Na versão da recepcionista Brenda Olímpio, que aparece nas imagens da confusão, a policial teria tentado fazer uso da piscina acompanhada de pessoas que não estavam hosdepadas no local. Ao ser informada que não era permitido, devido às regras do hotel, ela teria se irritado e começado a gravar os hóspedes do local. A briga ocorreu após a funcionária gravar a policial andando pelo estabelecimento e gravando os outros hóspedes.

“Eu disse que infelizmente a área da piscina já estava fechada. Ela falou ‘então vamos todo mundo pro quarto’, eu falei que não era permitido, ela se negou, e foi quando disse que era policial civil e pôs a identificação dela bem próximo ao meu rosto”, contou a funcionária.

No vídeo da confusão, registrado por câmeras de segurança do hotel, é possível ver que a policial se vira para a funcionária, retira o celular das mãos dela e o joga no chão. Imediatamente depois se iniciam as agressões físicas e as duas caem ao solo aos puxões de cabelo.

Dois homens aparecem na filmagem se aproximando das duas e depois apartando a briga.

“Foi uma situação muito constrangedora pra um hóspede que tá passando, vivenciar essa situação, e ela saiu fazendo filmagem da minha pessoa. Pra eu me defender, comecei a fazer um vídeo dela”, acrescentou a recepcionista.

Vídeos vão ser avaliados

Ao negar que a policial tenha agido de forma violenta contra a funcionária, o coordenador do Sinpol afirma que o vídeo pode gerar interpretação “tendenciosa”, e que houve “perseguição” contra a inspetora.

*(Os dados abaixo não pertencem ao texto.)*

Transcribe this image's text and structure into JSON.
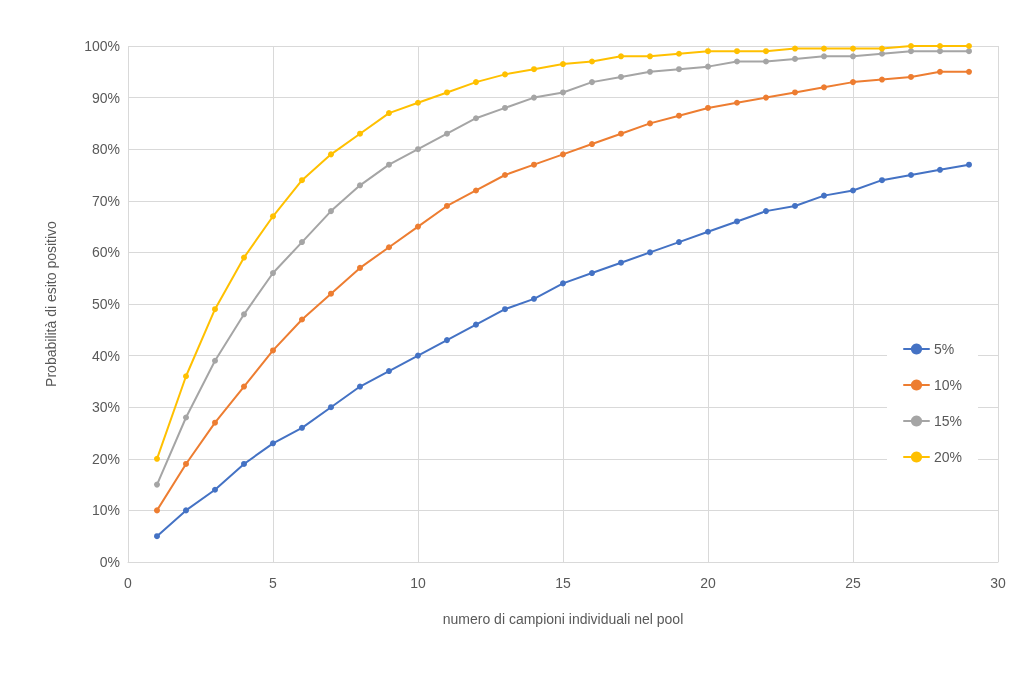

“Houve sim uma perseguição referente a pessoa dela, houve. Inclusive, isso é fato notório que Jericoacoara tem se tornado infelizmente alvo de ocorrências e sempre envolvendo policiais”, alegou.

Ainda de acordo com ele, as imagens vão ser analisadas para avaliar a necessidade de instauração de procedimento administrativo contra a policial civil.

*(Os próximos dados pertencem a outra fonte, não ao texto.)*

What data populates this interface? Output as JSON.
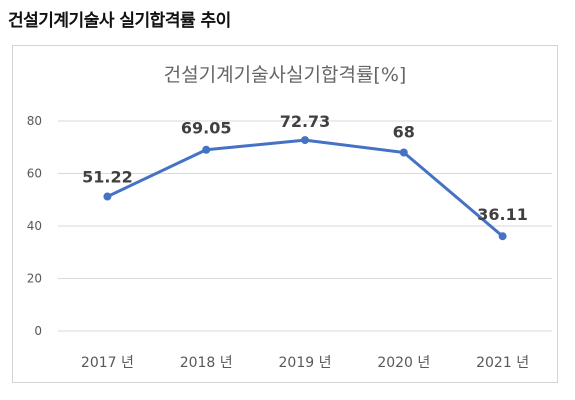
{
  "page_heading": "건설기계기술사 실기합격률 추이",
  "chart_data": {
    "type": "line",
    "title": "건설기계기술사실기합격률[%]",
    "xlabel": "",
    "ylabel": "",
    "categories": [
      "2017 년",
      "2018 년",
      "2019 년",
      "2020 년",
      "2021 년"
    ],
    "series": [
      {
        "values": [
          51.22,
          69.05,
          72.73,
          68,
          36.11
        ]
      }
    ],
    "data_labels": [
      "51.22",
      "69.05",
      "72.73",
      "68",
      "36.11"
    ],
    "ylim": [
      0,
      80
    ],
    "yticks": [
      "0",
      "20",
      "40",
      "60",
      "80"
    ],
    "grid": true,
    "legend": "none",
    "line_color": "#4472C4"
  }
}
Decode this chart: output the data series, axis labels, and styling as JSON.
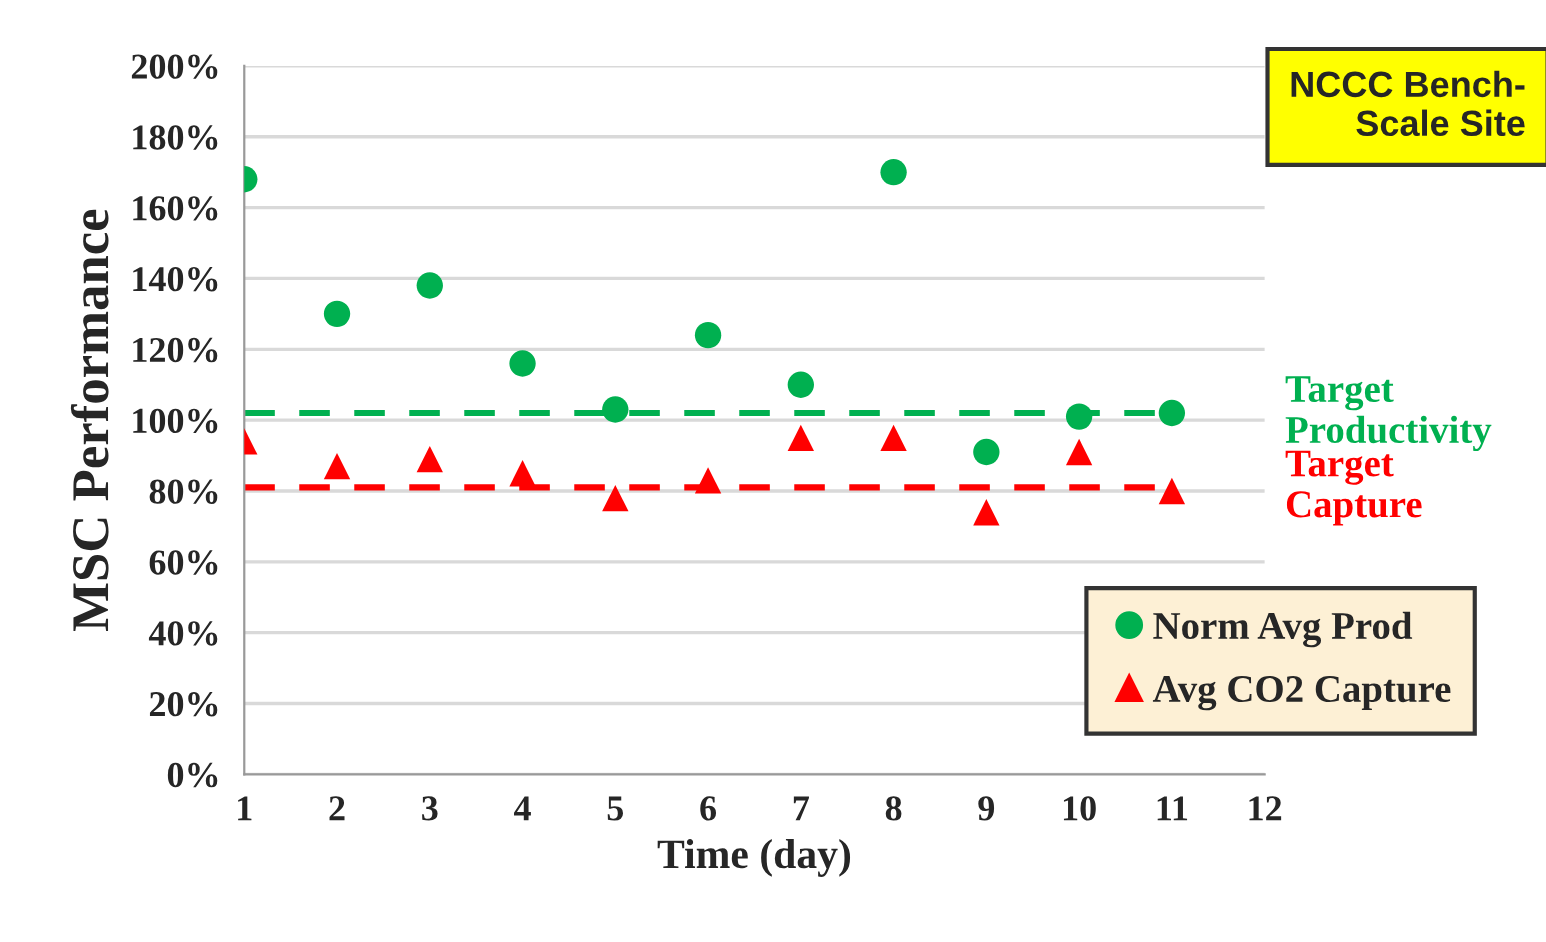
{
  "chart_data": {
    "type": "scatter",
    "xlabel": "Time (day)",
    "ylabel": "MSC Performance",
    "x": [
      1,
      2,
      3,
      4,
      5,
      6,
      7,
      8,
      9,
      10,
      11
    ],
    "series": [
      {
        "name": "Norm Avg Prod",
        "color": "#00b050",
        "marker": "circle",
        "values": [
          168,
          130,
          138,
          116,
          103,
          124,
          110,
          170,
          91,
          101,
          102
        ]
      },
      {
        "name": "Avg CO2 Capture",
        "color": "#ff0000",
        "marker": "triangle",
        "values": [
          94,
          87,
          89,
          85,
          78,
          83,
          95,
          95,
          74,
          91,
          80
        ]
      }
    ],
    "xlim": [
      1,
      12
    ],
    "xticks": [
      1,
      2,
      3,
      4,
      5,
      6,
      7,
      8,
      9,
      10,
      11,
      12
    ],
    "ylim": [
      0,
      200
    ],
    "yticks": [
      {
        "value": 0,
        "label": "0%"
      },
      {
        "value": 20,
        "label": "20%"
      },
      {
        "value": 40,
        "label": "40%"
      },
      {
        "value": 60,
        "label": "60%"
      },
      {
        "value": 80,
        "label": "80%"
      },
      {
        "value": 100,
        "label": "100%"
      },
      {
        "value": 120,
        "label": "120%"
      },
      {
        "value": 140,
        "label": "140%"
      },
      {
        "value": 160,
        "label": "160%"
      },
      {
        "value": 180,
        "label": "180%"
      },
      {
        "value": 200,
        "label": "200%"
      }
    ],
    "ref_lines": [
      {
        "axis": "y",
        "value": 102,
        "label": "Target\nProductivity",
        "color": "#00b050",
        "line_style": "dashed"
      },
      {
        "axis": "y",
        "value": 81,
        "label": "Target\nCapture",
        "color": "#ff0000",
        "line_style": "dashed"
      }
    ],
    "annotations": [
      "NCCC Bench-Scale Site"
    ],
    "grid": "y",
    "legend": "bottom right"
  }
}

“A gente está juntando todos os vídeos para remeter a uma eventual instauração de procedimento administrativo disciplinar, para que seja apurado. Inclusive, é muito tendecioso criar interpretação com base em vídeos de poucos segundos. É interessante que se tenha a integralidade do vídeo e que se ouçam as testemunhas, que existiram muitas”, concluiu.

Polícia acionada

Segundo Antônia Maria de Sousa, proprietária do hotel, no momento em que os policiais militares acionados para a ocorrência chegaram ao local e descobriram que a suspeita também era policial, se negaram a atender a caso.

“Os policiais disseram que não iam levar ela na delegacia e eu fui saber o porquê. Me disseram que se quisesse que a gente contratasse um táxi para ir até a delegacia. Ela (funcionária) chorava muito, estava muito machucada e o tenente muito alterado. O policial militar me jogou no chão e me chutou dizendo que não era meu empregado. Ainda pegou meu celular e jogou dentro da viatura. Nos humilhou muito”, afirmou a empresária.

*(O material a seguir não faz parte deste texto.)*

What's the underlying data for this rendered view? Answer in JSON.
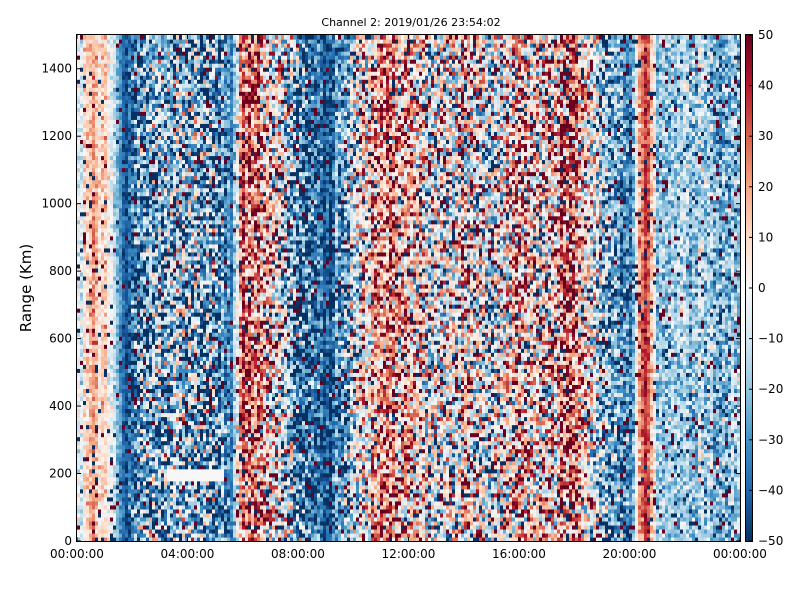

A vítima ainda reclamou por não ter sido acolhida pelos policiais militares e não ter sido auxiliada por eles a fazer o exame de corpo de delito. A Secretaria da Segurança Pública e Defesa Social (SSPDS) informou que a ocorrência vem sendo apurada.

“Todas as circunstâncias do fato, bem como do atendimento prestado pelos profissionais de segurança acionados até o local são acompanhados pela pasta. Oitivas ocorrerão ainda na nesta segunda-feira (12), na Delegacia Regional de Camocim”, disse a Secretaria.

Por nota, a Controladoria Geral de Disciplina dos Órgãos de Segurança Pública e Sistema Penitenciário (CGD) informou ter determinado a imediata apuração dos fatos na seara administrativa disciplinar. A inspetora não atendeu as ligações feitas pela reportagem.